Per the release notes for Databricks Runtime 16.4 LTS, the environment has Apache Spark 3.5.2 and Delta Lake 3.3.1:

https://docs.databricks.com/aws/en/release-notes/runtime/16.4lts

However, Delta Lake 3.3.1 is built on Spark 3.5.3; the newest version of Delta Lake compatible with Spark 3.5.2 is Delta Lake 3.2.0.

Whatever custom modifications to Spark and Delta Lake have been done behind the scenes to enable this, it makes it impossible to build an equivalent environment for local development and testing.

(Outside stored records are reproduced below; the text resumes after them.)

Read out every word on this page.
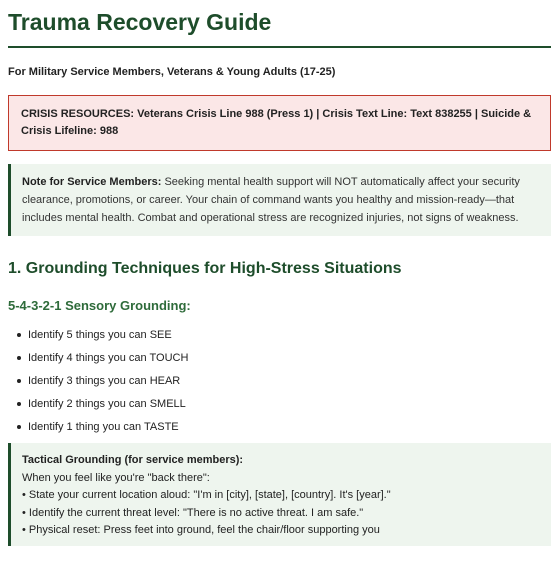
Trauma Recovery Guide
For Military Service Members, Veterans & Young Adults (17-25)
CRISIS RESOURCES: Veterans Crisis Line 988 (Press 1) | Crisis Text Line: Text 838255 | Suicide & Crisis Lifeline: 988
Note for Service Members: Seeking mental health support will NOT automatically affect your security clearance, promotions, or career. Your chain of command wants you healthy and mission-ready—that includes mental health. Combat and operational stress are recognized injuries, not signs of weakness.
1. Grounding Techniques for High-Stress Situations
5-4-3-2-1 Sensory Grounding:
Identify 5 things you can SEE
Identify 4 things you can TOUCH
Identify 3 things you can HEAR
Identify 2 things you can SMELL
Identify 1 thing you can TASTE
Tactical Grounding (for service members):
When you feel like you're "back there":
• State your current location aloud: "I'm in [city], [state], [country]. It's [year]."
• Identify the current threat level: "There is no active threat. I am safe."
• Physical reset: Press feet into ground, feel the chair/floor supporting you
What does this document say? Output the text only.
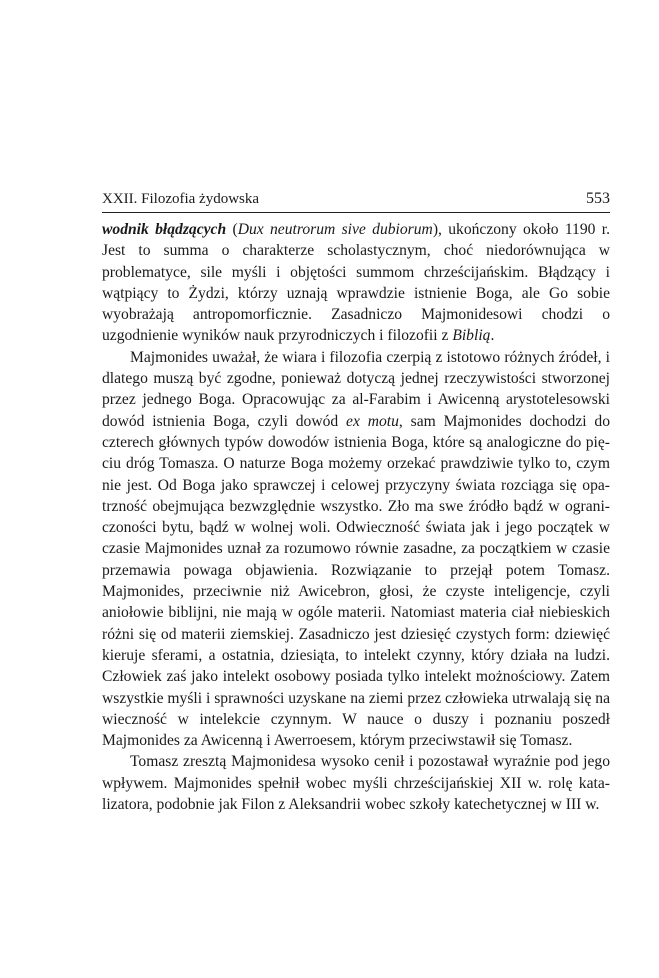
XXII. Filozofia żydowska	553

wodnik błądzących (Dux neutrorum sive dubiorum), ukończony około 1190 r. Jest to summa o charakterze scholastycznym, choć niedorównująca w problematyce, sile myśli i objętości summom chrześcijańskim. Błądzący i wątpiący to Żydzi, którzy uznają wprawdzie istnienie Boga, ale Go sobie wyobrażają antropomorficznie. Zasadniczo Majmonidesowi chodzi o uzgodnienie wyników nauk przyrodniczych i filozofii z Biblią.

Majmonides uważał, że wiara i filozofia czerpią z istotowo różnych źródeł, i dlatego muszą być zgodne, ponieważ dotyczą jednej rzeczywistości stworzonej przez jednego Boga. Opracowując za al-Farabim i Awicenną arystotelesowski dowód istnienia Boga, czyli dowód ex motu, sam Majmonides dochodzi do czterech głównych typów dowodów istnienia Boga, które są analogiczne do pięciu dróg Tomasza. O naturze Boga możemy orzekać prawdziwie tylko to, czym nie jest. Od Boga jako sprawczej i celowej przyczyny świata rozciąga się opatrzność obejmująca bezwzględnie wszystko. Zło ma swe źródło bądź w ograniczoności bytu, bądź w wolnej woli. Odwieczność świata jak i jego początek w czasie Majmonides uznał za rozumowo równie zasadne, za początkiem w czasie przemawia powaga objawienia. Rozwiązanie to przejął potem Tomasz. Majmonides, przeciwnie niż Awicebron, głosi, że czyste inteligencje, czyli aniołowie biblijni, nie mają w ogóle materii. Natomiast materia ciał niebieskich różni się od materii ziemskiej. Zasadniczo jest dziesięć czystych form: dziewięć kieruje sferami, a ostatnia, dziesiąta, to intelekt czynny, który działa na ludzi. Człowiek zaś jako intelekt osobowy posiada tylko intelekt możnościowy. Zatem wszystkie myśli i sprawności uzyskane na ziemi przez człowieka utrwalają się na wieczność w intelekcie czynnym. W nauce o duszy i poznaniu poszedł Majmonides za Awicenną i Awerroesem, którym przeciwstawił się Tomasz.

Tomasz zresztą Majmonidesa wysoko cenił i pozostawał wyraźnie pod jego wpływem. Majmonides spełnił wobec myśli chrześcijańskiej XII w. rolę katalizatora, podobnie jak Filon z Aleksandrii wobec szkoły katechetycznej w III w.
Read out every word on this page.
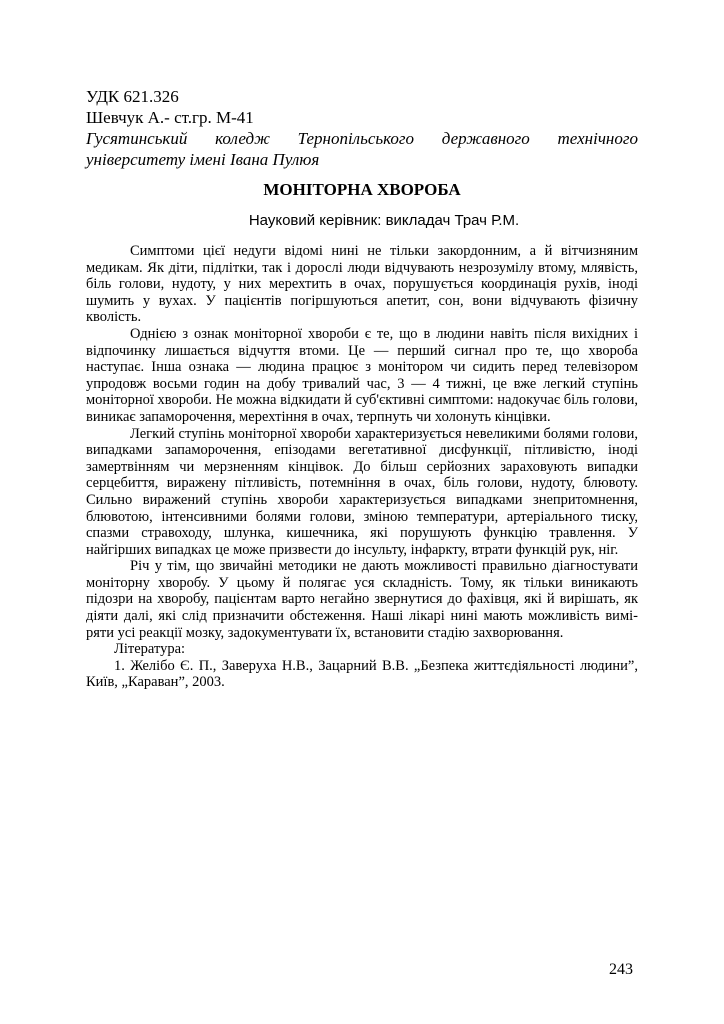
УДК 621.326
Шевчук А.- ст.гр. М-41
Гусятинський коледж Тернопільського державного технічного
університету імені Івана Пулюя
МОНІТОРНА ХВОРОБА
Науковий керівник: викладач Трач Р.М.

Симптоми цієї недуги відомі нині не тільки закордонним, а й вітчизняним медикам. Як діти, підлітки, так і дорослі люди відчувають незрозумілу втому, млявість, біль голови, нудоту, у них мерехтить в очах, порушується координація рухів, іноді шумить у вухах. У пацієнтів погіршуються апетит, сон, вони відчувають фізичну кволість.

Однією з ознак моніторної хвороби є те, що в людини навіть після вихідних і відпочинку лишається відчуття втоми. Це — перший сигнал про те, що хвороба наступає. Інша ознака — людина працює з монітором чи сидить перед телевізором упродовж восьми годин на добу тривалий час, 3 — 4 тижні, це вже легкий ступінь моніторної хвороби. Не можна відкидати й суб'єктивні симптоми: надокучає біль голови, виникає запаморочення, мерехтіння в очах, терпнуть чи холонуть кінцівки.

Легкий ступінь моніторної хвороби характеризується невеликими болями голови, випадками запаморочення, епізодами вегетативної дисфункції, пітливістю, іноді замертвінням чи мерзненням кінцівок. До більш серйозних зараховують випадки серцебиття, виражену пітливість, потемніння в очах, біль голови, нудоту, блювоту. Сильно виражений ступінь хвороби характеризується випадками знепритомнення, блювотою, інтенсивними болями голови, зміною температури, артеріального тиску, спазми стравоходу, шлунка, кишечника, які порушують функцію травлення. У найгірших випадках це може призвести до інсульту, інфаркту, втрати функцій рук, ніг.

Річ у тім, що звичайні методики не дають можливості правильно діагностувати моніторну хворобу. У цьому й полягає уся складність. Тому, як тільки виникають підозри на хворобу, пацієнтам варто негайно звернутися до фахівця, які й вирішать, як діяти далі, які слід призначити обстеження. Наші лікарі нині мають можливість виміряти усі реакції мозку, задокументувати їх, встановити стадію захворювання.

Література:

1. Желібо Є. П., Заверуха Н.В., Зацарний В.В. „Безпека життєдіяльності людини”, Київ, „Караван”, 2003.

243
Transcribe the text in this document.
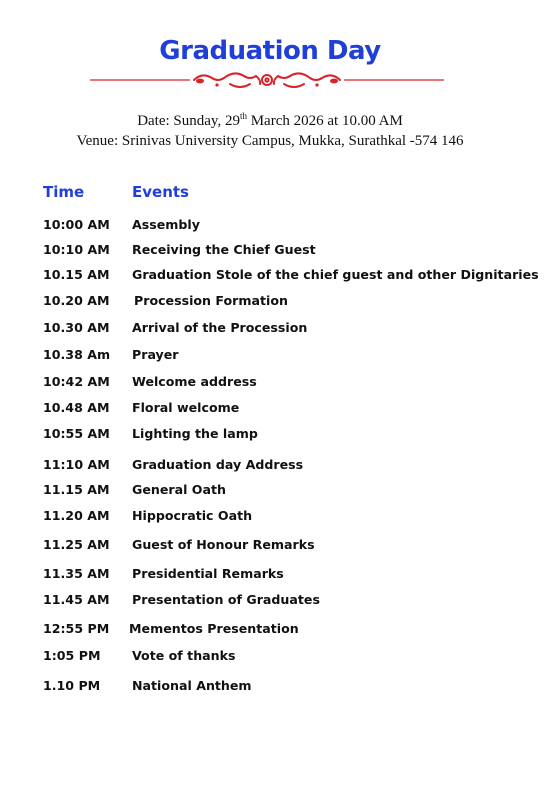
Graduation Day
Date: Sunday, 29th March 2026 at 10.00 AM
Venue: Srinivas University Campus, Mukka, Surathkal -574 146
Time	Events
10:00 AM Assembly
10:10 AM Receiving the Chief Guest
10.15 AM Graduation Stole of the chief guest and other Dignitaries
10.20 AM Procession Formation
10.30 AM Arrival of the Procession
10.38 Am Prayer
10:42 AM Welcome address
10.48 AM Floral welcome
10:55 AM Lighting the lamp
11:10 AM Graduation day Address
11.15 AM General Oath
11.20 AM Hippocratic Oath
11.25 AM Guest of Honour Remarks
11.35 AM Presidential Remarks
11.45 AM Presentation of Graduates
12:55 PM Mementos Presentation
1:05 PM	Vote of thanks
1.10 PM	National Anthem
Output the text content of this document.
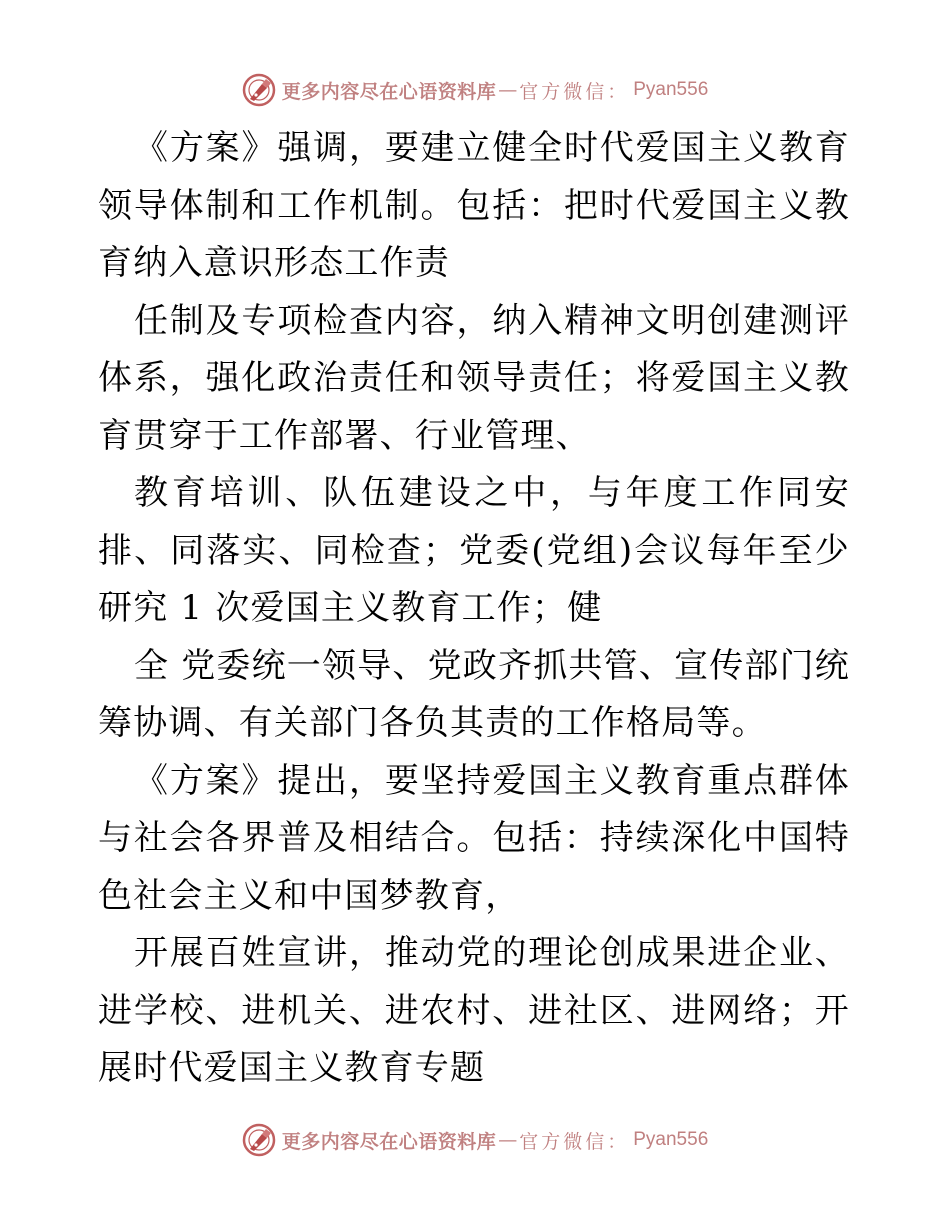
更多内容尽在心语资料库 — 官方微信： Pyan556

《方案》强调，要建立健全时代爱国主义教育领导体制和工作机制。包括：把时代爱国主义教育纳入意识形态工作责

任制及专项检查内容，纳入精神文明创建测评体系，强化政治责任和领导责任；将爱国主义教育贯穿于工作部署、行业管理、

教育培训、队伍建设之中，与年度工作同安排、同落实、同检查；党委(党组)会议每年至少研究 1 次爱国主义教育工作；健

全 党委统一领导、党政齐抓共管、宣传部门统筹协调、有关部门各负其责的工作格局等。

《方案》提出，要坚持爱国主义教育重点群体与社会各界普及相结合。包括：持续深化中国特色社会主义和中国梦教育，

开展百姓宣讲，推动党的理论创成果进企业、进学校、进机关、进农村、进社区、进网络；开展时代爱国主义教育专题

更多内容尽在心语资料库 — 官方微信： Pyan556
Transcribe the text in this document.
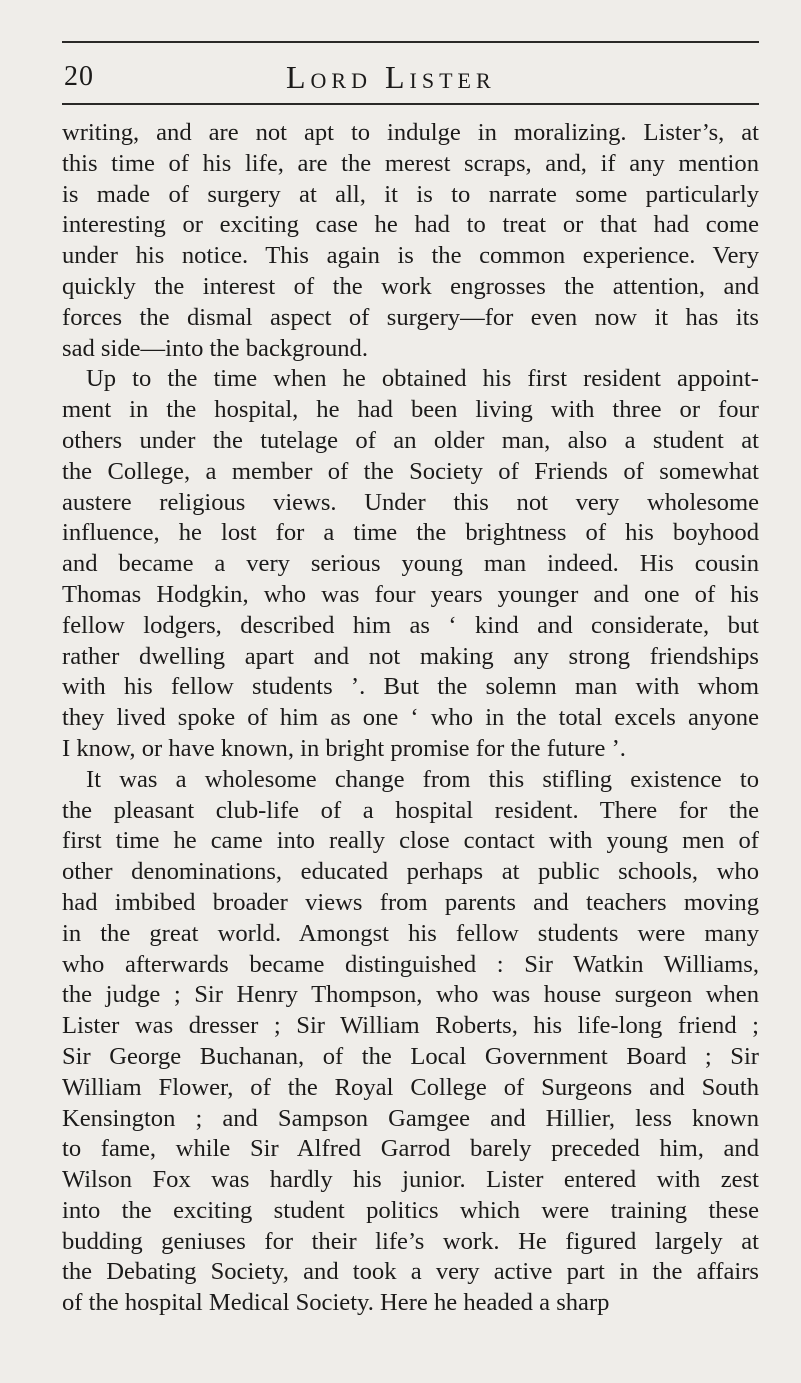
20	Lord Lister
writing, and are not apt to indulge in moralizing. Lister’s, at
this time of his life, are the merest scraps, and, if any mention
is made of surgery at all, it is to narrate some particularly
interesting or exciting case he had to treat or that had come
under his notice. This again is the common experience. Very
quickly the interest of the work engrosses the attention, and
forces the dismal aspect of surgery—for even now it has its
sad side—into the background.
Up to the time when he obtained his first resident appoint-
ment in the hospital, he had been living with three or four
others under the tutelage of an older man, also a student at
the College, a member of the Society of Friends of somewhat
austere religious views. Under this not very wholesome
influence, he lost for a time the brightness of his boyhood
and became a very serious young man indeed. His cousin
Thomas Hodgkin, who was four years younger and one of his
fellow lodgers, described him as ‘ kind and considerate, but
rather dwelling apart and not making any strong friendships
with his fellow students ’. But the solemn man with whom
they lived spoke of him as one ‘ who in the total excels anyone
I know, or have known, in bright promise for the future ’.
It was a wholesome change from this stifling existence to
the pleasant club-life of a hospital resident. There for the
first time he came into really close contact with young men of
other denominations, educated perhaps at public schools, who
had imbibed broader views from parents and teachers moving
in the great world. Amongst his fellow students were many
who afterwards became distinguished : Sir Watkin Williams,
the judge ; Sir Henry Thompson, who was house surgeon when
Lister was dresser ; Sir William Roberts, his life-long friend ;
Sir George Buchanan, of the Local Government Board ; Sir
William Flower, of the Royal College of Surgeons and South
Kensington ; and Sampson Gamgee and Hillier, less known
to fame, while Sir Alfred Garrod barely preceded him, and
Wilson Fox was hardly his junior. Lister entered with zest
into the exciting student politics which were training these
budding geniuses for their life’s work. He figured largely at
the Debating Society, and took a very active part in the affairs
of the hospital Medical Society. Here he headed a sharp
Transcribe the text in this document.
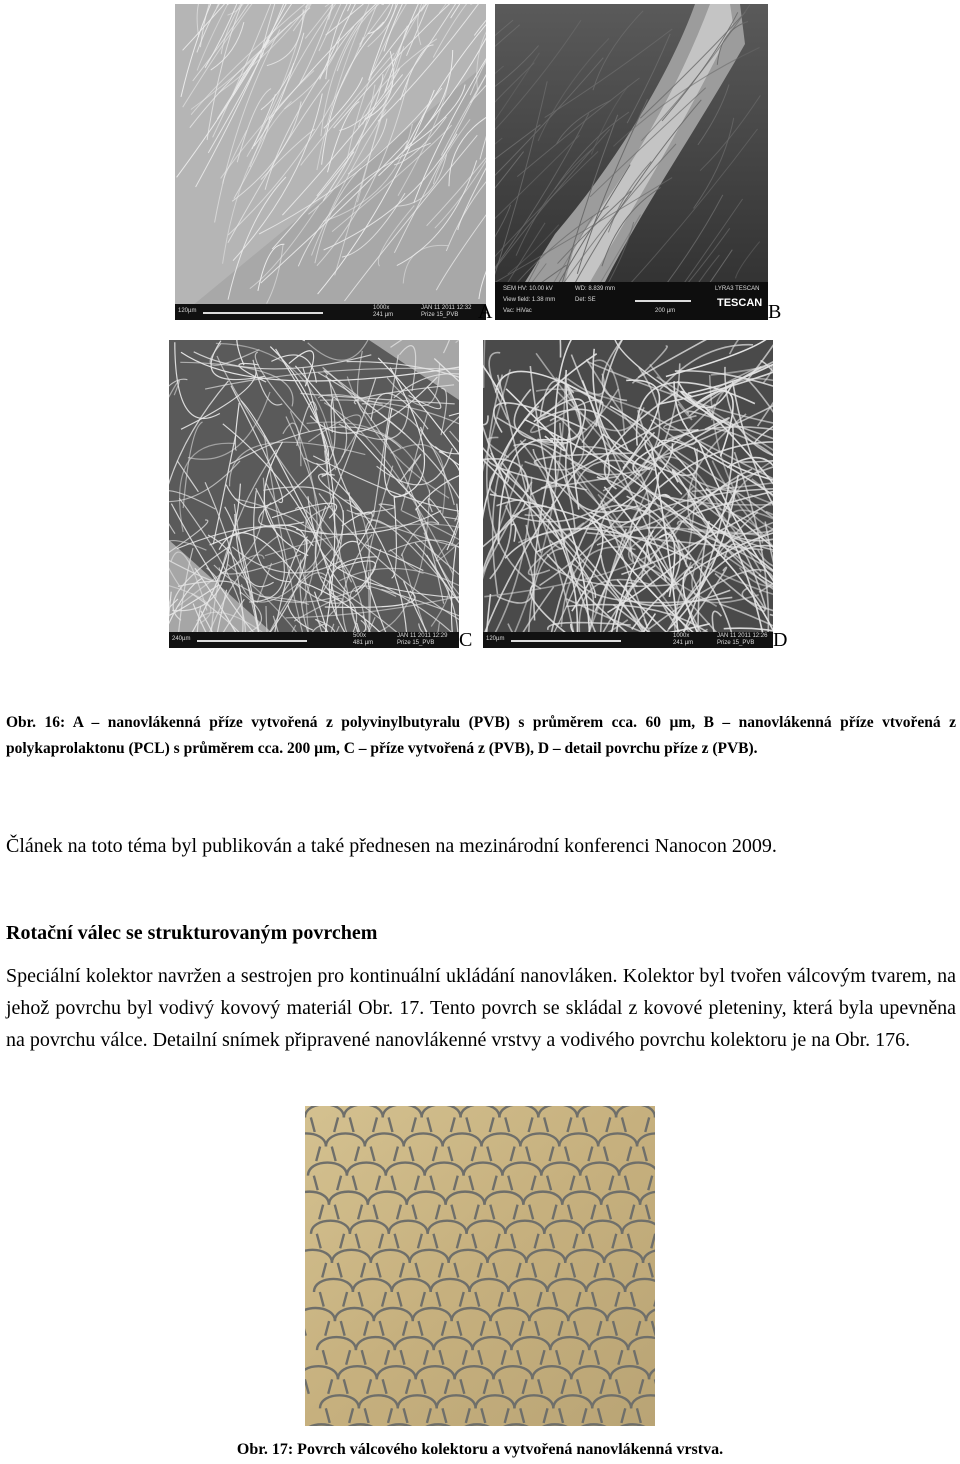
120µm	1000x
241 µm
JAN 11 2011 12:32
Prize 15_PVB A
SEM HV: 10.00 kV
View field: 1.38 mm
Vac: HiVac
WD: 8.839 mm
Det: SE
200 µm
LYRA3 TESCAN
TESCAN B
240µm	500x
481 µm
JAN 11 2011 12:29
Prize 15_PVB C 120µm	1000x
241 µm
JAN 11 2011 12:26
Prize 15_PVB D
Obr. 16: A – nanovlákenná příze vytvořená z polyvinylbutyralu (PVB) s průměrem cca. 60 µm, B – nanovlákenná příze vtvořená z polykaprolaktonu (PCL) s průměrem cca. 200 µm, C – příze vytvořená z (PVB), D – detail povrchu příze z (PVB).
Článek na toto téma byl publikován a také přednesen na mezinárodní konferenci Nanocon 2009.
Rotační válec se strukturovaným povrchem
Speciální kolektor navržen a sestrojen pro kontinuální ukládání nanovláken. Kolektor byl tvořen válcovým tvarem, na jehož povrchu byl vodivý kovový materiál Obr. 17. Tento povrch se skládal z kovové pleteniny, která byla upevněna na povrchu válce. Detailní snímek připravené nanovlákenné vrstvy a vodivého povrchu kolektoru je na Obr. 176.
Obr. 17: Povrch válcového kolektoru a vytvořená nanovlákenná vrstva.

This is not what one expects from an LTS version.

4 REPLIES 4

Rjdudley
Honored Contributor

We saw the same thing in previous runtime versions, and even a point-point version broke our code.  We actually log the spark version in one pipeline and see different versions popping up from time to time.  Apparently the long term goal is to move to "versionless runtimes" so you don't know what you're using, but the execution environment will be monitored for errors and rolled back if errors are detected.

SamAdams
Contributor

@Angus-Dawson encountered the same and used an override (like a pip constraints.txt file or PDM resolution override specification) to make sure my local development environment matched the runtime.

saurabh18cs
Honored Contributor II

Hi @Angus-Dawson 

  • Use  Databricks Connect for local development/testing against a remote Databricks cluster—this ensures your code runs in the actual Databricks environment and databricks managed dbrs which are different from open-source versions((DBR) versions often include custom builds and backports of Spark and Delta Lake).
  • Always validate and test on a real Databricks cluster before deploying to production.

Hubert-Dudek
Esteemed Contributor III

Exactly asd @saurabh18cs wrote. Databricks is not equal to spark+delta. If you want to perform real tests in a local environment, simply use Databricks Connect and install the matching version of Python in your virtual environment (venv). However, the local Python version, etc., will be automatically advised if you are using, for example, a VSCode extension.